DEFENSOR DE UMA ESTIRPE LEGENDÁRIA

por Claudio Lovato Filho


Ele formou com Airton Ferreira da Silva, o Pavilhão, uma histórica dupla de zaga do Grêmio entre 1955 e 1960. Defensor de estilo clássico, foi um dos principais líderes do time montado por Oswaldo Rolla, o Foguinho, que conquistou o pentacampeonato gaúcho entre 1956 e 1960, a série de cinco títulos que, com um intervalo de um ano, foi procedida pelo heptacampeonato de 1962 a 1968, totalizando 12 campeonatos em 13 disputados.

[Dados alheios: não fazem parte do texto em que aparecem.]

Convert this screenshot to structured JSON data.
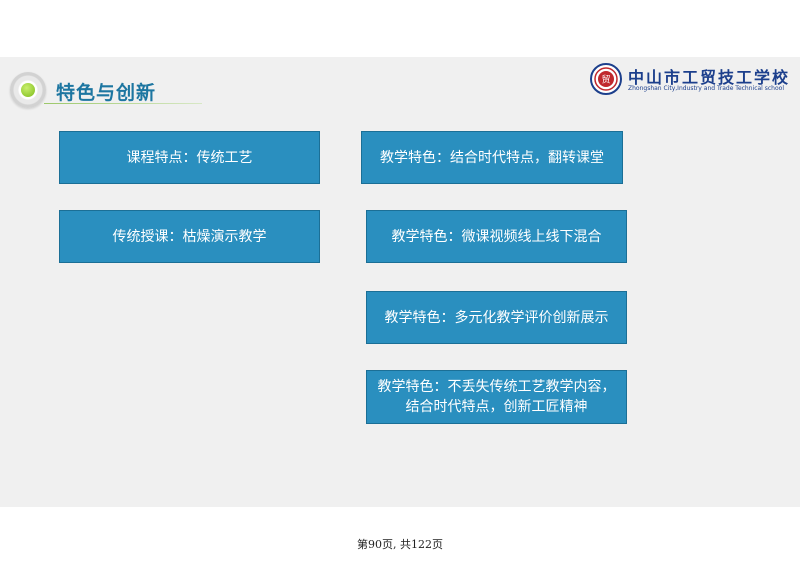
{
  "slide": {
    "title": "特色与创新"
  },
  "logo": {
    "cn_name": "中山市工贸技工学校",
    "en_name": "Zhongshan City,Industry and Trade Technical school",
    "emblem_char": "贸"
  },
  "boxes": {
    "course_feature": "课程特点：传统工艺",
    "traditional_teaching": "传统授课：枯燥演示教学",
    "feature_1": "教学特色：结合时代特点，翻转课堂",
    "feature_2": "教学特色：微课视频线上线下混合",
    "feature_3": "教学特色：多元化教学评价创新展示",
    "feature_4_line1": "教学特色：不丢失传统工艺教学内容，",
    "feature_4_line2": "结合时代特点，创新工匠精神"
  },
  "footer": {
    "page_text": "第90页, 共122页"
  },
  "colors": {
    "accent": "#1d76a1",
    "box_fill": "#2a8fbf",
    "box_border": "#1b6f96",
    "bullet_green": "#7dbb1a",
    "logo_blue": "#1c3f8c"
  }
}
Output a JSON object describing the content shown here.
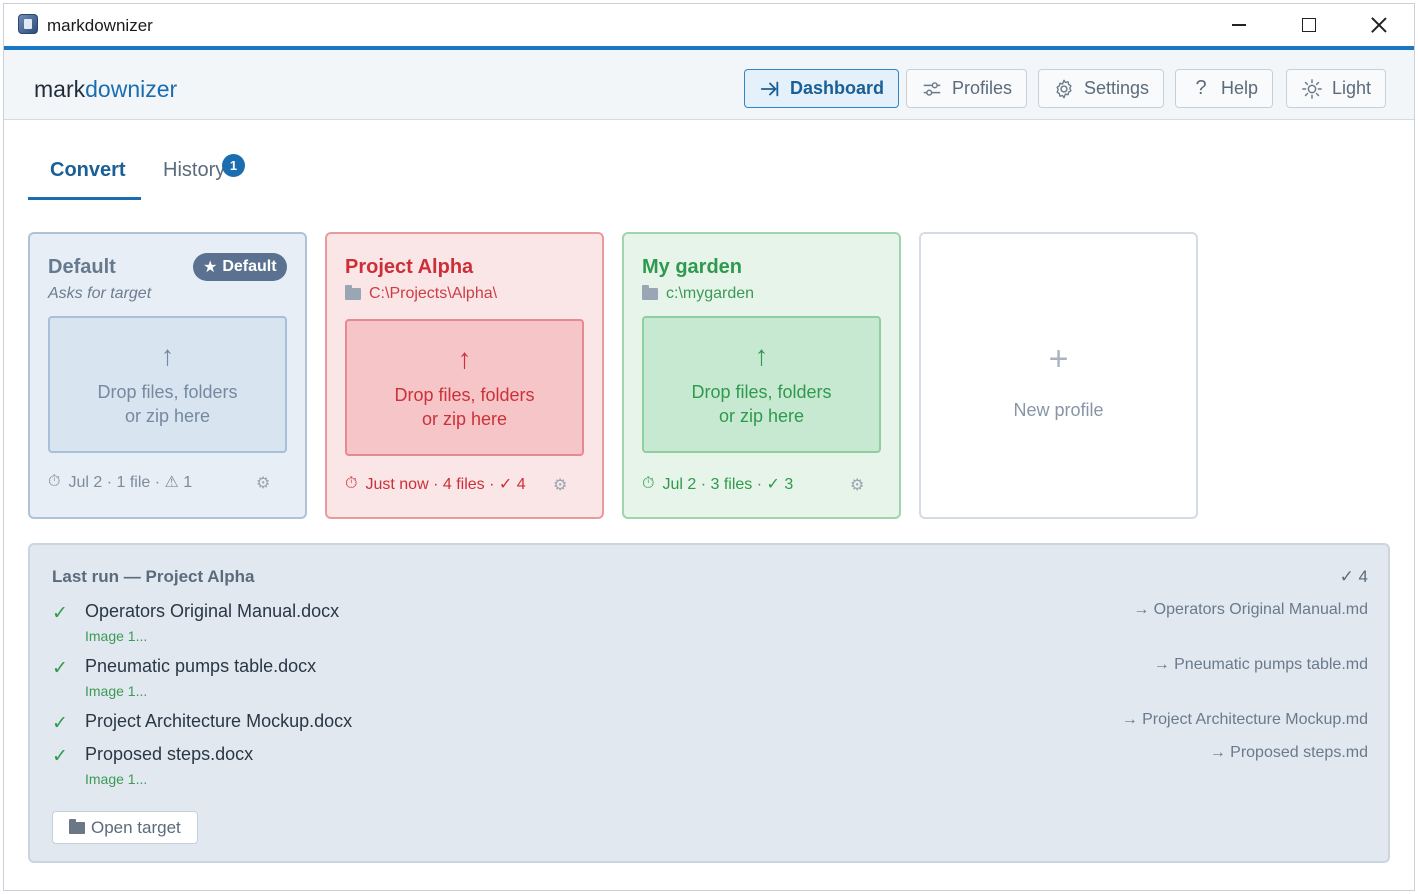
{
  "window": {
    "title": "markdownizer"
  },
  "brand": {
    "part1": "mark",
    "part2": "downizer"
  },
  "nav": {
    "dashboard": "Dashboard",
    "profiles": "Profiles",
    "settings": "Settings",
    "help": "Help",
    "theme": "Light"
  },
  "tabs": {
    "convert": "Convert",
    "history": "History",
    "history_badge": "1"
  },
  "profiles": {
    "default": {
      "name": "Default",
      "subtitle": "Asks for target",
      "badge": "Default",
      "drop_line1": "Drop files, folders",
      "drop_line2": "or zip here",
      "footer": "Jul 2 · 1 file · ⚠ 1"
    },
    "alpha": {
      "name": "Project Alpha",
      "path": "C:\\Projects\\Alpha\\",
      "drop_line1": "Drop files, folders",
      "drop_line2": "or zip here",
      "footer": "Just now · 4 files · ✓ 4"
    },
    "garden": {
      "name": "My garden",
      "path": "c:\\mygarden",
      "drop_line1": "Drop files, folders",
      "drop_line2": "or zip here",
      "footer": "Jul 2 · 3 files · ✓ 3"
    },
    "new": {
      "label": "New profile"
    }
  },
  "last_run": {
    "title": "Last run — Project Alpha",
    "count": "✓ 4",
    "items": [
      {
        "file": "Operators Original Manual.docx",
        "target": "→ Operators Original Manual.md",
        "note": "Image 1..."
      },
      {
        "file": "Pneumatic pumps table.docx",
        "target": "→ Pneumatic pumps table.md",
        "note": "Image 1..."
      },
      {
        "file": "Project Architecture Mockup.docx",
        "target": "→ Project Architecture Mockup.md",
        "note": ""
      },
      {
        "file": "Proposed steps.docx",
        "target": "→ Proposed steps.md",
        "note": "Image 1..."
      }
    ],
    "open_target": "Open target"
  },
  "colors": {
    "accent": "#1a78c2",
    "error": "#cc2f38",
    "success": "#2f9a4d",
    "neutral": "#5a7290"
  }
}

Ênio Antônio Rodrigues da Silva nasceu em 10 de novembro de 1930, em uma família de apaixonados gremistas, na Baixada, atual bairro Moinhos de Vento, onde o Grêmio ergueu seu primeiro estádio, o Fortim da Baixada. Por obra do destino, 24 anos depois ele viria a participar da partida inaugural do Estádio Olímpico, em 19 de setembro de 1954, quando o Tricolor venceu o Nacional, do Uruguai por 2 x 0.

Em 1956, ele foi o capitão da Seleção Brasileira formada por um combinado de jogadores gaúchos que trouxe para o país a taça do Torneio Pan-Americano no México.

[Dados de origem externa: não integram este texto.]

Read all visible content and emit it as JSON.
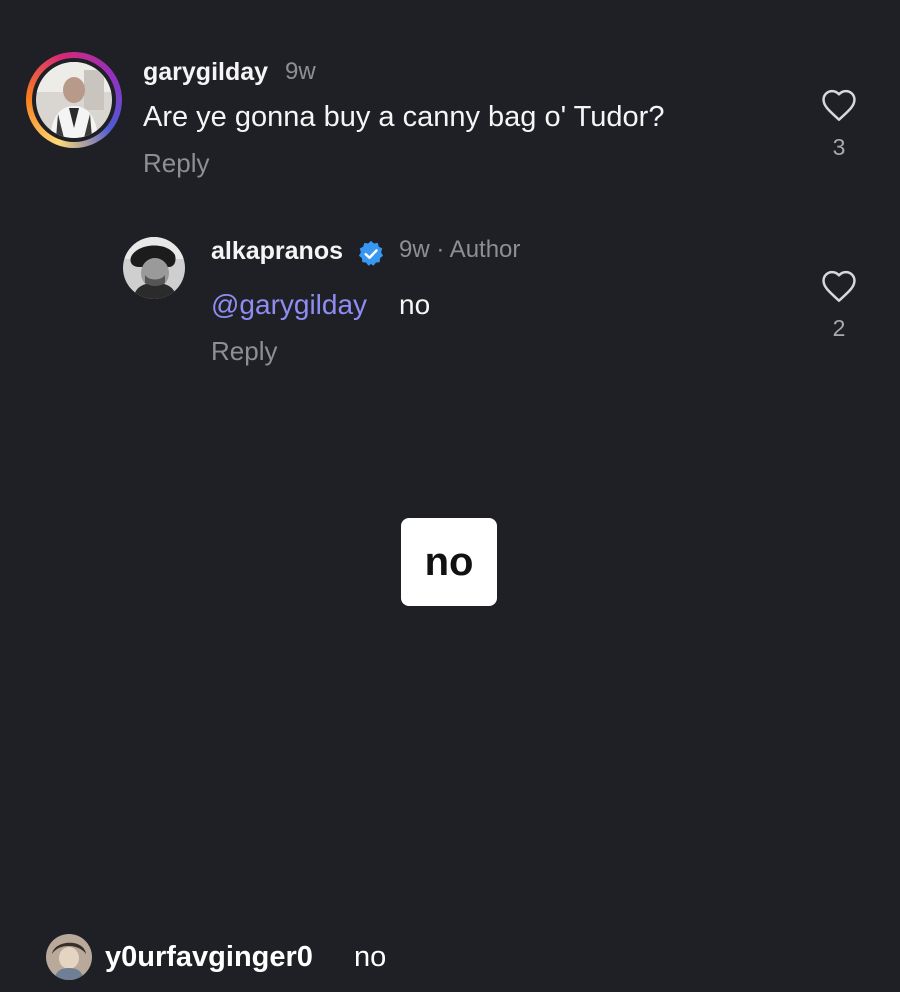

Herói como jogador , herói como técnico. Em 1961, depois de sofrer grave lesão, tornou-se treinador do Tricolor, e, no ano seguinte, conduziu o time na vitoriosa campanha do Campeonato Sul-Brasileiro de Clubes, a Taça da Legalidade, superando na final o arquirrival que ele tantas vezes havia enfrentado e vencido como jogador. Foi ele também quem encaminhou a conquista do Campeonato Gaúcho de 1962, campanha concluída com Sérgio Moacyr Torres Nunes no comando técnico da equipe.

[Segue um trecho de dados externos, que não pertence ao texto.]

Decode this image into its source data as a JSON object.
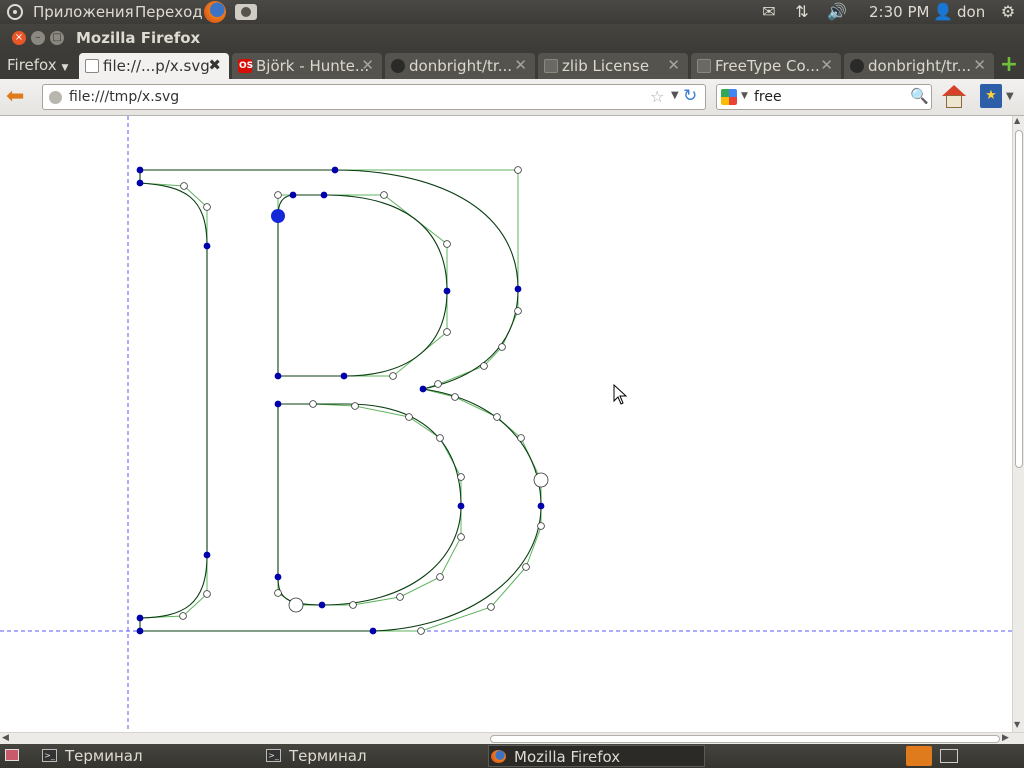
{
  "top_panel": {
    "apps_menu": "Приложения",
    "places_menu": "Переход",
    "clock": "2:30 PM",
    "user": "don"
  },
  "window": {
    "title": "Mozilla Firefox"
  },
  "tabbar": {
    "firefox_menu": "Firefox",
    "tabs": [
      {
        "label": "file://...p/x.svg",
        "icon": "blank-page-icon",
        "active": true
      },
      {
        "label": "Björk - Hunte...",
        "icon": "lastfm-icon",
        "active": false
      },
      {
        "label": "donbright/tr...",
        "icon": "github-icon",
        "active": false
      },
      {
        "label": "zlib License",
        "icon": "blank-page-icon",
        "active": false
      },
      {
        "label": "FreeType Co...",
        "icon": "blank-page-icon",
        "active": false
      },
      {
        "label": "donbright/tr...",
        "icon": "github-icon",
        "active": false
      }
    ],
    "lastfm_icon_text": "OS",
    "new_tab_icon": "+"
  },
  "navbar": {
    "url": "file:///tmp/x.svg",
    "search_value": "free"
  },
  "taskbar": {
    "tasks": [
      {
        "label": "Терминал",
        "icon": "terminal-icon"
      },
      {
        "label": "Терминал",
        "icon": "terminal-icon"
      },
      {
        "label": "Mozilla Firefox",
        "icon": "firefox-icon",
        "active": true
      }
    ]
  },
  "glyph": {
    "outline_color": "#0b3d12",
    "control_polygon_color": "#5fb35f",
    "on_curve_point_color": "#0000aa",
    "guide_color": "#5a5af0"
  }
}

Homenageado em 1999 na Calçada da Fama do Grêmiojunto com outro monstro sagrado da história do clube, Milton Kuelle, Ênio Rodrigues morreu em 2 de fevereiro de 2001, aos 70 anos, na Porto Alegre onde nasceu e que amou incondicionalmente, da mesma forma como foi com o clube do qual se tornou um dos maiores ídolos. 

As grandes duplas de zaga que o clube formou ao longo de sua história são um dos maiores motivos de orgulho do torcedor gremista.

Os lendários Airton e Ênio Rodrigues, nos anos 50 e 60, tiveram antecessores que para sempre serão lembrados pela nação tricolor, como os pioneiros Martau e Deppermann, na década de 1900, Schuback e Mohrdieck, a “Dupla Hamburguesa”, nos anos 1910, e depois Dario e Luiz Luz, nos anos 30, para citar exemplos especialmente simbólicos numa história repleta de personagens legendários.

Pavilhão e Ênio fizeram sua parte e deram sequência com brilho a uma estirpe de duplas de zagueiros que teve sequência com Ancheta e Oberdan, Baidek e De León, Rivarola e Adilson (parceria que mais adiante recebeu o luxuoso reforço de Mauro Galvão) e que hoje prossegue com Pedro Geromel e Walter Kannemann. São patrimônios cultuados por todos que levam as cores azul, preta e branca no coração.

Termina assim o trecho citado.